• IEA PVPS has published a new report under its Task 15 focused on measures to improve BIPV uptake
  • Lack of knowledge about BIPV methods and models, mainly due to lack of detailed research aligned with its practical application is a big obstacle
  • Report writers recommend further R&D for BIPV design and analysis with focus on digital tools, especially in an urban setting to increase its acceptance

A new report from the International Energy Agency Photovoltaic Power Systems Programme (IEA PVPS) under its Task 15 explores the complexities surrounding building integrated PV (BIPV) projects and stresses on increased use of digitalization within the segment to increase its uptake.

Sharing results of a survey targeting 10 professional groups in the BIPV industry in Europe, Asia, Oceania, North America and Europe in its report titled BIPV Digitalization: Design Workflows and Methods—A Global Survey 2022, the IEA PVPS points out the concern areas that impede its acceptance globally.

The report identifies methods, approaches and workflows in BIPV design and analysis under 4 key areas of solar irradiation, BIPV power output, building performance, and financial and design outcome.

For the survey, the report writers spoke to 80 professionals including architects, façade engineers, electrical engineers, fire engineers, design consultants, academia, developers among others.
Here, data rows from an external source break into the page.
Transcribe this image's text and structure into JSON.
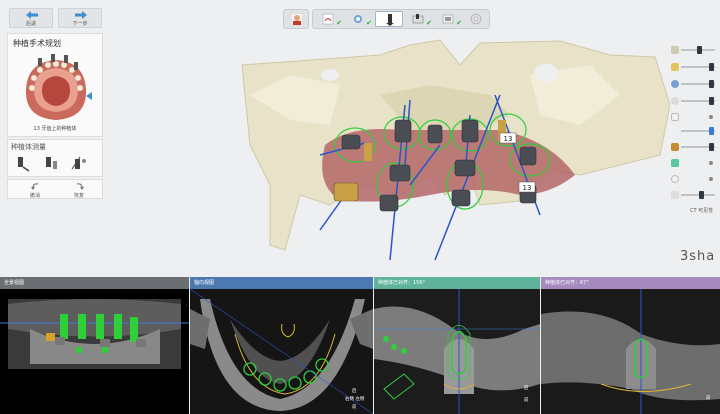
{
  "nav": {
    "back_label": "后退",
    "next_label": "下一步"
  },
  "planning_panel": {
    "title": "种植手术规划",
    "caption": "13 牙齿上的种植体"
  },
  "implant_measure": {
    "title": "种植体测量"
  },
  "undo": {
    "undo_label": "撤消",
    "redo_label": "恢复"
  },
  "workflow": {
    "steps": [
      "user",
      "scan",
      "segment",
      "implant",
      "guide",
      "export",
      "disc"
    ],
    "active_index": 3
  },
  "view3d": {
    "tooth_tags": [
      "13",
      "13"
    ]
  },
  "right_tools": {
    "ct_label": "CT 可见性"
  },
  "brand": {
    "logo": "3sha"
  },
  "panes": [
    {
      "title": "全景视图",
      "color": "#6b6e72"
    },
    {
      "title": "轴向视图",
      "color": "#4c7ab0"
    },
    {
      "title": "种植体已对齐：156°",
      "color": "#5fb39a"
    },
    {
      "title": "种植体已对齐：67°",
      "color": "#a58abf"
    }
  ],
  "hud_labels": {
    "axial": [
      "后",
      "右侧 左侧",
      "前"
    ],
    "cross1": [
      "后",
      "前"
    ],
    "cross2": [
      "前"
    ]
  },
  "colors": {
    "implant_green": "#2fcf3a",
    "bone": "#e8e3c8",
    "gum": "#b56b6b"
  }
}
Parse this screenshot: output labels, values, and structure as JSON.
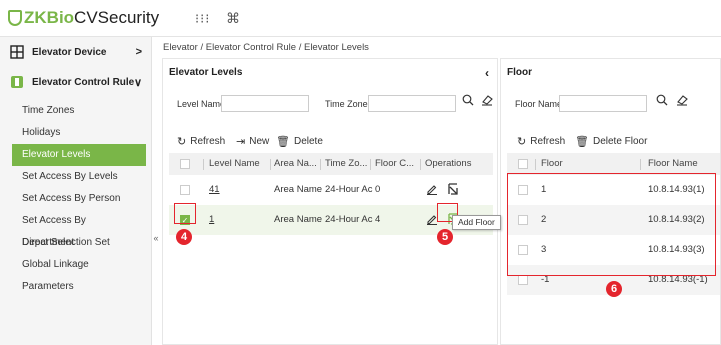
{
  "header": {
    "brand": "ZKBio",
    "product": " CVSecurity",
    "grid_glyph": "⁝⁝⁝",
    "cmd_glyph": "⌘"
  },
  "sidebar": {
    "groups": [
      {
        "label": "Elevator Device",
        "chevron": ">",
        "icon": "elevator-device-icon"
      },
      {
        "label": "Elevator Control Rule",
        "chevron": "∨",
        "icon": "elevator-control-rule-icon"
      }
    ],
    "items": [
      {
        "label": "Time Zones"
      },
      {
        "label": "Holidays"
      },
      {
        "label": "Elevator Levels",
        "active": true
      },
      {
        "label": "Set Access By Levels"
      },
      {
        "label": "Set Access By Person"
      },
      {
        "label": "Set Access By Department"
      },
      {
        "label": "Direct Selection Set"
      },
      {
        "label": "Global Linkage"
      },
      {
        "label": "Parameters"
      }
    ],
    "collapse_glyph": "«"
  },
  "breadcrumb": "Elevator / Elevator Control Rule / Elevator Levels",
  "levels_panel": {
    "title": "Elevator Levels",
    "close_glyph": "‹",
    "filter_level_label": "Level Name",
    "filter_level_value": "",
    "filter_tz_label": "Time Zones",
    "filter_tz_value": "",
    "toolbar": {
      "refresh": "Refresh",
      "new": "New",
      "delete": "Delete"
    },
    "columns": [
      "Level Name",
      "Area Na...",
      "Time Zo...",
      "Floor C...",
      "Operations"
    ],
    "rows": [
      {
        "level": "41",
        "area": "Area Name",
        "tz": "24-Hour Ac",
        "floors": "0",
        "checked": false
      },
      {
        "level": "1",
        "area": "Area Name",
        "tz": "24-Hour Ac",
        "floors": "4",
        "checked": true
      }
    ],
    "tooltip": "Add Floor"
  },
  "floor_panel": {
    "title": "Floor",
    "filter_label": "Floor Name",
    "filter_value": "",
    "toolbar": {
      "refresh": "Refresh",
      "delete_floor": "Delete Floor"
    },
    "columns": [
      "Floor",
      "Floor Name"
    ],
    "rows": [
      {
        "floor": "1",
        "name": "10.8.14.93(1)"
      },
      {
        "floor": "2",
        "name": "10.8.14.93(2)"
      },
      {
        "floor": "3",
        "name": "10.8.14.93(3)"
      },
      {
        "floor": "-1",
        "name": "10.8.14.93(-1)"
      }
    ]
  },
  "callouts": {
    "four": "4",
    "five": "5",
    "six": "6"
  },
  "colors": {
    "accent": "#7ab648",
    "callout": "#e4252d"
  }
}
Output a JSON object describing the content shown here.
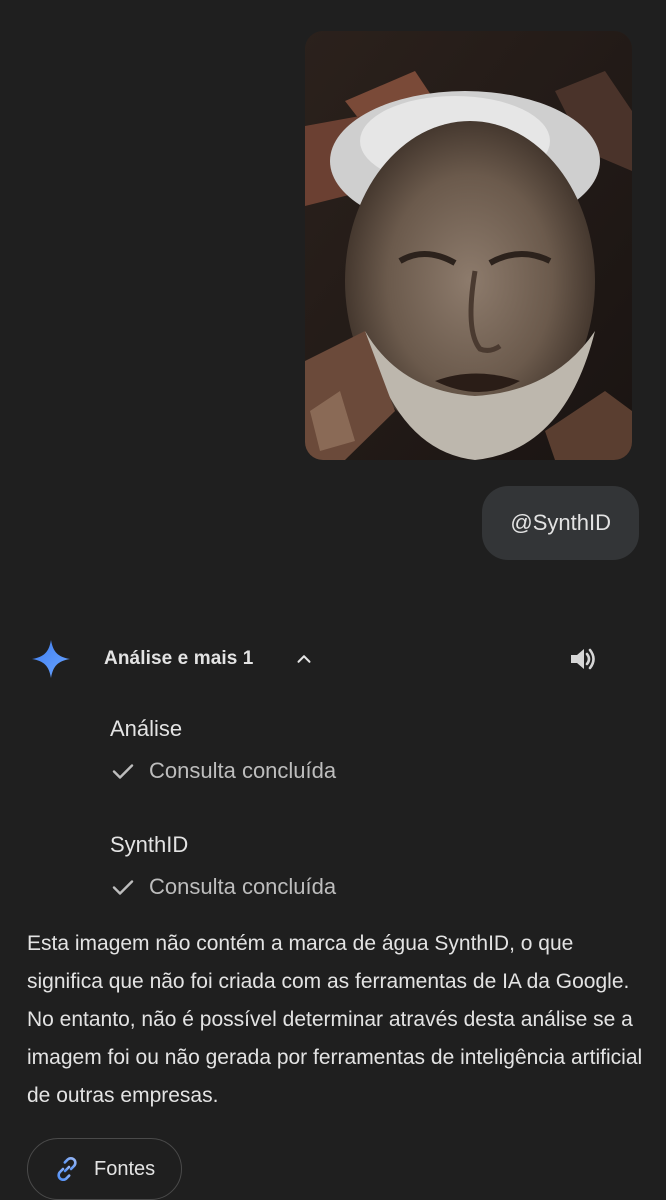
{
  "user_message": {
    "image_icon": "elderly-man-photo",
    "text": "@SynthID"
  },
  "response": {
    "assistant_icon": "gemini-sparkle-icon",
    "tools_summary": "Análise e mais 1",
    "expand_icon": "chevron-up-icon",
    "read_aloud_icon": "speaker-icon",
    "steps": [
      {
        "title": "Análise",
        "status": "Consulta concluída",
        "status_icon": "check-icon"
      },
      {
        "title": "SynthID",
        "status": "Consulta concluída",
        "status_icon": "check-icon"
      }
    ],
    "answer_text": "Esta imagem não contém a marca de água SynthID, o que significa que não foi criada com as ferramentas de IA da Google. No entanto, não é possível determinar através desta análise se a imagem foi ou não gerada por ferramentas de inteligência artificial de outras empresas.",
    "sources_button": {
      "icon": "link-icon",
      "label": "Fontes"
    }
  },
  "colors": {
    "background": "#1f1f1f",
    "bubble": "#333537",
    "text": "#e3e3e3",
    "muted_text": "#bdbdbd",
    "accent": "#4c8df6"
  }
}
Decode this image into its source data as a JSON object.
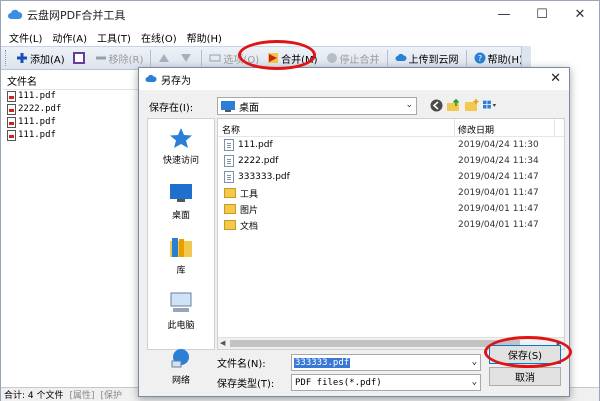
{
  "app": {
    "title": "云盘网PDF合并工具",
    "window_min": "—",
    "window_max": "☐",
    "window_close": "✕"
  },
  "menu": {
    "items": [
      "文件(L)",
      "动作(A)",
      "工具(T)",
      "在线(O)",
      "帮助(H)"
    ]
  },
  "toolbar": {
    "add": "添加(A)",
    "remove": "移除(R)",
    "options": "选项(O)",
    "merge": "合并(M)",
    "stop": "停止合并",
    "upload": "上传到云网",
    "help": "帮助(H)"
  },
  "file_list": {
    "header": "文件名",
    "items": [
      "111.pdf",
      "2222.pdf",
      "111.pdf",
      "111.pdf"
    ]
  },
  "status": {
    "count": "合计: 4 个文件",
    "seg2": "[属性]",
    "seg3": "[保护"
  },
  "dialog": {
    "title": "另存为",
    "close": "✕",
    "save_in_label": "保存在(I):",
    "save_in_value": "桌面",
    "places": [
      "快速访问",
      "桌面",
      "库",
      "此电脑",
      "网络"
    ],
    "columns": {
      "name": "名称",
      "date": "修改日期"
    },
    "files": [
      {
        "name": "111.pdf",
        "date": "2019/04/24 11:30",
        "type": "doc"
      },
      {
        "name": "2222.pdf",
        "date": "2019/04/24 11:34",
        "type": "doc"
      },
      {
        "name": "333333.pdf",
        "date": "2019/04/24 11:47",
        "type": "doc"
      },
      {
        "name": "工具",
        "date": "2019/04/01 11:47",
        "type": "folder"
      },
      {
        "name": "图片",
        "date": "2019/04/01 11:47",
        "type": "folder"
      },
      {
        "name": "文档",
        "date": "2019/04/01 11:47",
        "type": "folder"
      }
    ],
    "filename_label": "文件名(N):",
    "filename_value": "333333.pdf",
    "filetype_label": "保存类型(T):",
    "filetype_value": "PDF files(*.pdf)",
    "save_button": "保存(S)",
    "cancel_button": "取消"
  },
  "colors": {
    "annotation": "#e01414",
    "selection": "#3a78d6"
  }
}
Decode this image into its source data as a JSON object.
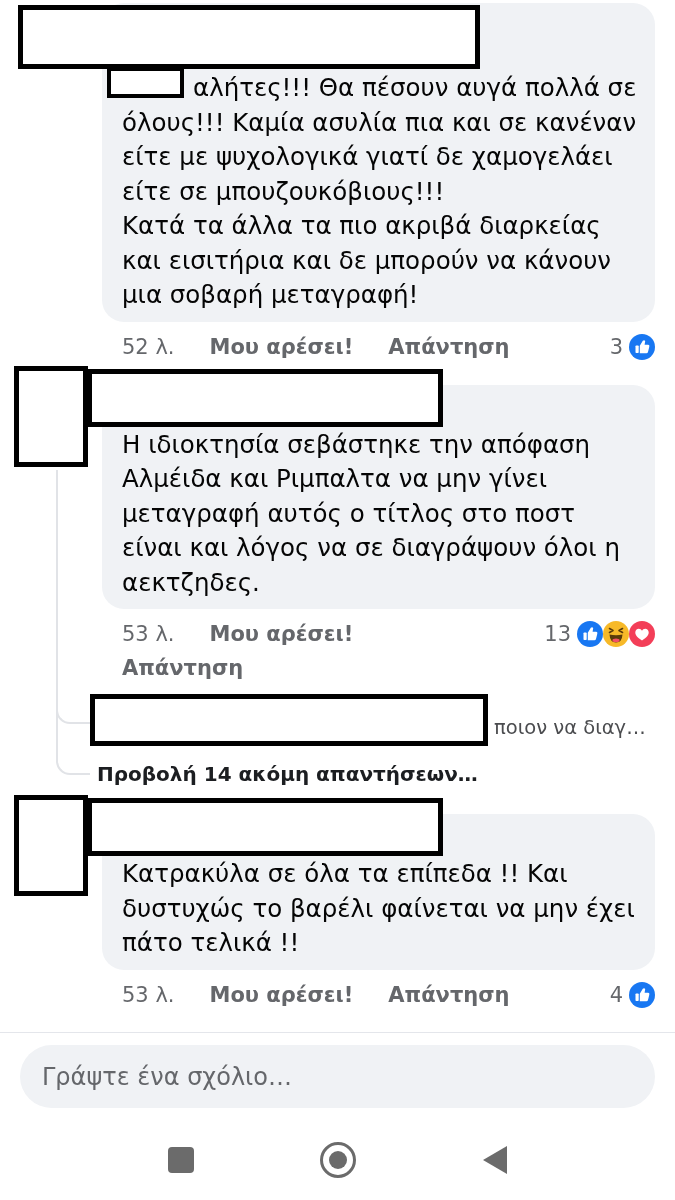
{
  "comments": [
    {
      "redactions": [
        {
          "kind": "header"
        },
        {
          "kind": "mention"
        }
      ],
      "text": "αλήτες!!! Θα πέσουν αυγά πολλά σε όλους!!! Καμία ασυλία πια και σε κανέναν είτε με ψυχολογικά γιατί δε χαμογελάει είτε σε μπουζουκόβιους!!!\nΚατά τα άλλα τα πιο ακριβά διαρκείας και εισιτήρια και δε μπορούν να κάνουν μια σοβαρή μεταγραφή!",
      "time": "52 λ.",
      "like_action": "Μου αρέσει!",
      "reply_action": "Απάντηση",
      "reaction_count": "3",
      "reactions": [
        {
          "kind": "like"
        }
      ]
    },
    {
      "redactions": [
        {
          "kind": "avatar"
        },
        {
          "kind": "name"
        }
      ],
      "text": "Η ιδιοκτησία σεβάστηκε την απόφαση Αλμέιδα και Ριμπαλτα να μην γίνει μεταγραφή αυτός ο τίτλος στο ποστ είναι και λόγος να σε διαγράψουν όλοι η αεκτζηδες.",
      "time": "53 λ.",
      "like_action": "Μου αρέσει!",
      "reply_action": "Απάντηση",
      "reaction_count": "13",
      "reactions": [
        {
          "kind": "like"
        },
        {
          "kind": "haha"
        },
        {
          "kind": "love"
        }
      ],
      "replies": {
        "preview": {
          "redactions": [
            {
              "kind": "row"
            }
          ],
          "text": "ποιον να διαγ…"
        },
        "more_link": "Προβολή 14 ακόμη απαντήσεων…"
      }
    },
    {
      "redactions": [
        {
          "kind": "avatar"
        },
        {
          "kind": "name"
        }
      ],
      "text": "Κατρακύλα σε όλα τα επίπεδα !! Και δυστυχώς το βαρέλι φαίνεται να μην έχει πάτο τελικά !!",
      "time": "53 λ.",
      "like_action": "Μου αρέσει!",
      "reply_action": "Απάντηση",
      "reaction_count": "4",
      "reactions": [
        {
          "kind": "like"
        }
      ]
    }
  ],
  "composer": {
    "placeholder": "Γράψτε ένα σχόλιο…"
  }
}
They found ‘a lack of awareness among the respondents on the methods and models used to estimate POA, power output, embodied emissions, heat island impact, thermal, daylighting, structural and fire requirements of BIPV projects’.

Impact of shading level becomes all the more significant to consider for this segment unlike conventional PV, since shading needs to be considered at the micro, mezzo or macro levels as well.

Stressing on the need to conduct further research and development in these methods for BIPV design and analysis, the report also bats for a BIPV specific software or a design process to improve the uptake of efficient and cost-effective projects in this space.

Such a software should factor in BIPV product database, BIPV system design documentation, shading on BIPV projects, embodied energy in BIPV, customer requirements and decision support models.

Taking the help of such information database and further investigation, IEA PVPS believes designers and end users can get a comprehensive knowledge of feasibility of these applications especially in an urban setting.

“Due to the cross-functional nature of BIPV as a building material and an electro-technical device, there’s a need to improve the knowledge and awareness of both the AEC industry and BIPV industry professionals on the BIPV design and analysis methods and workflow,” reads the report. “Therefore, there’s a need for a streamlined process or workflow for BIPV digital design and analysis.”

Complete report can be viewed for free from IEA PVPS website.